When it comes to dealing with money, there ought to be no difference in how it works for men and for women. After all, money itself is gender-neutral. But in fact, men and women tend to think about and treat money quite differently, and while we realize that there will always be exceptions to the rule, there are a few interesting differences that are helpful for understanding how to deal with money.
Confidence
One of the most obvious things that many financial advisors, including myself, have encountered is that men tend to overestimate, while women underestimate, their financial intelligence. There is no solid basis in fact for this. Women, in fact, can be more goal-oriented and with guidance, at least as good at managing their money as men. But externally at least, men tend to project more knowledge of the financial world.
Taking advice
Perhaps a corollary of the above is that women are more open to taking and following financial advice. Unfortunately, while men, when they do seek financial advise, do so from qualified persons, women, either due to lack of access or other reasons, may not be as particular. But financial advisors can find working with women clients to be more satisfying because they are more likely to understand and invest according to a plan.
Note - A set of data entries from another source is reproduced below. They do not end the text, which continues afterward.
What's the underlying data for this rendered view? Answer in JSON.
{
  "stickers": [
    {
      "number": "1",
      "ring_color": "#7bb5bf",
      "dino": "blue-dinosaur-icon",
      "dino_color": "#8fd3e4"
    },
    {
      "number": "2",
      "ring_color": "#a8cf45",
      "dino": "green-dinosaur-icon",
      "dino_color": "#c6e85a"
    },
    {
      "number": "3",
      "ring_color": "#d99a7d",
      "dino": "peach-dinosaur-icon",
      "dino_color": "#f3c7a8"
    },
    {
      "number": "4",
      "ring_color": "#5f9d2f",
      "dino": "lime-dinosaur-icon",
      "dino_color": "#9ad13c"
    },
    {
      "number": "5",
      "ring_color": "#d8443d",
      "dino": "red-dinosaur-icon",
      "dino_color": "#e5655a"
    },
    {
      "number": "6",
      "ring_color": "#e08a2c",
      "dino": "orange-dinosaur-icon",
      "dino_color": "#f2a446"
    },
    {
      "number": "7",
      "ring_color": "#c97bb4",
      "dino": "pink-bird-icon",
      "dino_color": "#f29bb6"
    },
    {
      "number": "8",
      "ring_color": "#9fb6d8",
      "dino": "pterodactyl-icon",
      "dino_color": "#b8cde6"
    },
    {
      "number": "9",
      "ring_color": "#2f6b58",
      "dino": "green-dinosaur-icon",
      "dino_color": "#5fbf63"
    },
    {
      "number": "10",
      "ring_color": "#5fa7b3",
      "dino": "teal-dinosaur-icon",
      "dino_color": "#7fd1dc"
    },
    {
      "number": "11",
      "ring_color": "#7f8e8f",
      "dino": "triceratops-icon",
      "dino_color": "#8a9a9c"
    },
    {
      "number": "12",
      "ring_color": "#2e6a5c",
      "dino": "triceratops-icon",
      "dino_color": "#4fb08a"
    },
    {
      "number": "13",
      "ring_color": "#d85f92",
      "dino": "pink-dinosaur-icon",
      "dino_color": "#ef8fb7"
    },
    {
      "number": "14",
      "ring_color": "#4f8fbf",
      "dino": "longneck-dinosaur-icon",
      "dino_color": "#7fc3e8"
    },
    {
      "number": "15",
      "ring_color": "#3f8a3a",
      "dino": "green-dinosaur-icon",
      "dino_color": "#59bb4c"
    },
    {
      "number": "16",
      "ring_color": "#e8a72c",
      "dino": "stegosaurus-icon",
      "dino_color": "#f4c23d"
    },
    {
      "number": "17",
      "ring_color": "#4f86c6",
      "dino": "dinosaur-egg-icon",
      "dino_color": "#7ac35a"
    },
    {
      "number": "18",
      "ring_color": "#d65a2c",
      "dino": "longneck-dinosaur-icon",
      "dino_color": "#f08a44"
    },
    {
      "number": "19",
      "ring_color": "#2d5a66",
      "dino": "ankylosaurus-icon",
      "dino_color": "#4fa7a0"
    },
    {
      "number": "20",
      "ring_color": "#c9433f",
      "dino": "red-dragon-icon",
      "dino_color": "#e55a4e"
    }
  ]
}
Goal-orientation vs risk-taking
Women tend to be goal-oriented in their approach. Once they have made their plans for a certain financial goal – such as a retirement fund – their primary concern is to stick to it and accomplish it. Men, on the other hand, are more competitive and can be distracted from a goal by volatility. This has two effects – on one hand, men are more likely to make windfall gains in the short term, but in the long term, women investors are more likely to reach their investment goals.
Budgeting
In india, where women tend to manage the household, there is an instinctive understanding for managing limited amounts of money. However, among urban, working women, there is often less understanding of managing a monthly income and making it last while not compromising on savings, while men are able to do so almost instinctively. This is however a simple matter of discipline, and both sexes need to inculcate it in order to create and stick to, a budget.
Active investing
As stated before, men tend to view investing as a competition, and have a strong Win vs Loss instinct even when it comes to the stock market. As a result, they also tend to track and mess with their portfolio more often than women. Women are more content with ignoring big market movements in favour of maintaining a stable portfolio. While in India, where fewer women are actively involved in investing, data is not forthcoming, in the USA, studies have found that many women investors do better, on average, than men out of investing!
Complex instruments
When it comes to shopping for clothes and jewellery, women tend to go for brighter, shinier items while men tend to go for more sober alternatives. When it comes to investing, however, the tables are turned. Men are drawn towards complex, ‘shiny’ products, with leveraging, involving derivatives and options, and generally being of a sort that no one, including in most cases the salesman involved, understands. Women, on the other hand, are seen to prefer safer avenues, sometimes too safe. Both extremes are bad, of course, and a professional financial advisor should know how to temper the enthusiasm of the man, while encouraging the woman to take a few risks with her portfolio.
The ultimate objective is to maximize our financial assets for a long term goal. Whether you are a woman, a man, a spouse or a financial advisor, understanding these aspects of psychology will help you to take better decisions about your future.